Late game, this bonus also comes with a nice gimmick: if you fill a bombard tower with gunpowder units (janissaries or hand cannoneers), it will fire two cannon balls!
Murder Holes free
Exactly, 200 food and 200 stone spared in the Teutonic stocks. This bonus actually works without building a University, since it comes up immediately when you hit the Castle Age. Which is also the real strength of this bonus. A lone tower can now stand a chance against a unit, while otherwise, even an archer could technically kill a tower once it sheltered in its shadow. A rather specific, yet strong bonus.
Farms cost -33%
One of the greatest economy bonuses has arrived! Farms for 40 wood instead of 60? Yes, please! This bonus allows you to apply fewer villagers as lumberjacks or make much more food for a nice scout rush. If the opponent trushed your woods, with chopping wood near your TC you can still go on like if nothing happened. Your boars and/or sheeps kidnapped? It is a trouble, but not that big, if you can make cheaper farms. The Teutonic boom is clearly among the bests. With more wood you can make more Town Centers earlier. The longer the game, the greater the benefits of this bonus. There are several possibilities to profit from this: you need fewer villagers to maintain your economy, therefore you are able to hold more military units, which is a great advance. With equal numbers of workers you can spare more resources and this helps to keep continuous pumping of units. On a sea map you can boom at home without problems while making enough ships for naval fighting. Or to conclude this bonus with a quote from the old school players: “With Teutons, you can pretty much skip Feudal Age”.
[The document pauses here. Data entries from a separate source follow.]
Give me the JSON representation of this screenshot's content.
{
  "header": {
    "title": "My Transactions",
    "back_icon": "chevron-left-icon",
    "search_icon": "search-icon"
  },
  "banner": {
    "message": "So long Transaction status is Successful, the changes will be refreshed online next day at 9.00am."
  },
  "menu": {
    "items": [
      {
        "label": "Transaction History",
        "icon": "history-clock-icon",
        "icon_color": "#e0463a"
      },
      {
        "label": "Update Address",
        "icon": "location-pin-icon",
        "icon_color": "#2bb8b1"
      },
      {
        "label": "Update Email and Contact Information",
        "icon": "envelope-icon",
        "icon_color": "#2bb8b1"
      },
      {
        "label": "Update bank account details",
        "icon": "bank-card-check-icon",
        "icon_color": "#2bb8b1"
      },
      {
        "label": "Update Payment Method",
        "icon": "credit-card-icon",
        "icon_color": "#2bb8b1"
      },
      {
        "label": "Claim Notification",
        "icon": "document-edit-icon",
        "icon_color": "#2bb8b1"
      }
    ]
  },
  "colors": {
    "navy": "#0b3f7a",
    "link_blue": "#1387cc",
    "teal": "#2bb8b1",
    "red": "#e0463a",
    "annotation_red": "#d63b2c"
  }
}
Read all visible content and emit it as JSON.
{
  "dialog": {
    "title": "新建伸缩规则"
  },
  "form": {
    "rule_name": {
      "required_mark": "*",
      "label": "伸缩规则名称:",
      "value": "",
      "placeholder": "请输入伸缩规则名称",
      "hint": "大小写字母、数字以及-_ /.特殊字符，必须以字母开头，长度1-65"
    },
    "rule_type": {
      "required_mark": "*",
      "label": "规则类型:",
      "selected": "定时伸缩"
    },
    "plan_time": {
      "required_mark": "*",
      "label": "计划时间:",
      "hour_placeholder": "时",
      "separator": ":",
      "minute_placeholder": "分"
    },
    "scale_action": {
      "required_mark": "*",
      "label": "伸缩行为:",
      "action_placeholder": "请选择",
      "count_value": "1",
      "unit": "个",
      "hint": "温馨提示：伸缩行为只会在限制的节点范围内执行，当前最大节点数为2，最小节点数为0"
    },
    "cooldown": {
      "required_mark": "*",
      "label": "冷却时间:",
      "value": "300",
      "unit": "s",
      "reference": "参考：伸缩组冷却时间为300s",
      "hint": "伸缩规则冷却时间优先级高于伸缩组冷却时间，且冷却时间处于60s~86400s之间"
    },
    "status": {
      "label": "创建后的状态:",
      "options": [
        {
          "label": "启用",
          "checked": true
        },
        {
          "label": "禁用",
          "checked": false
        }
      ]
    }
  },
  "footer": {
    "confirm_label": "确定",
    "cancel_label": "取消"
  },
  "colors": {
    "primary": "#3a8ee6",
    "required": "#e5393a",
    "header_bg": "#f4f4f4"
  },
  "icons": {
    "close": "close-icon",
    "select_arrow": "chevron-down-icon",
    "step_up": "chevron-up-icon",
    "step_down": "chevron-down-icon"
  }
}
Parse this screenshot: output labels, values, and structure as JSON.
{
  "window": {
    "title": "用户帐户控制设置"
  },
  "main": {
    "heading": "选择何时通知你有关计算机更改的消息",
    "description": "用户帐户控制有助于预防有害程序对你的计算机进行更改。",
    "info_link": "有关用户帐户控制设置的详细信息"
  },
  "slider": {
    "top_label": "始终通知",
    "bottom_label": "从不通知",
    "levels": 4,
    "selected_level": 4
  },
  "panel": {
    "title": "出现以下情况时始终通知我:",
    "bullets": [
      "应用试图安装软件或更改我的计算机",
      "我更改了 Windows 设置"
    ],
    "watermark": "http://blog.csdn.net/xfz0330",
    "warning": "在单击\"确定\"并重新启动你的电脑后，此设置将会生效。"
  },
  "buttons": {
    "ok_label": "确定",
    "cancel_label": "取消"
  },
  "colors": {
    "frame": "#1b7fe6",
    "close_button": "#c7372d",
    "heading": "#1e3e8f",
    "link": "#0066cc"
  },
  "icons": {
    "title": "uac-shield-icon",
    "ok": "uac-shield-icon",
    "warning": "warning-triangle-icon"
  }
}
Town Center +5 Line of Sight
A very good thing to have is a greater line of sight from the beginning: you can bet, you will find your 4 first sheeps immediately, this reduces the odds for a bad start to almost zero. Back in AoK-times Teutons had extra range and attack from their Centers, hence they were extremely good in pushing with TCs. (It was even possible to take down castles with them!). Since this lead to Teutons being banned from RM games, they were fixed and only their extra line of sight was kept intact.
Team Bonus: Units Resist Conversion (+50%, cumulative with other resistance abilities.)
A bonus against monk rushes and heavy-on-monks defense. It is clearly harder to stop Teutons and their teammates with wololos, especially if you dare to involve a monk vs monk combat. But note again how it is a team bonus: amazingness ensues for Persians and Koreans, those heavy civs that really don’t want to see their beast-like units being converted.
Teutonic Knight
- Cost: 85 food, 40 gold
- Attack: 12 (Elite: 17 )
- Armor: 5/2 (Elite: 10/2)
- HP: 70 (Elite: 100)
- Elite Upgrade: 1200 food, 600 gold
Through the Middle Ages, the Order has had very few members, but their knights in battles were priceless. They fought at several places in Central and Eastern Europe with great success. Their name “Teutonic” comes from a barbaric German tribe, which was legendary by its bravery. According to Florus, their matrons once slaughtered their own children and committed suicide because of an unsuccesful request from a Roman consul to set them free from slavery in the late 2nd century BC.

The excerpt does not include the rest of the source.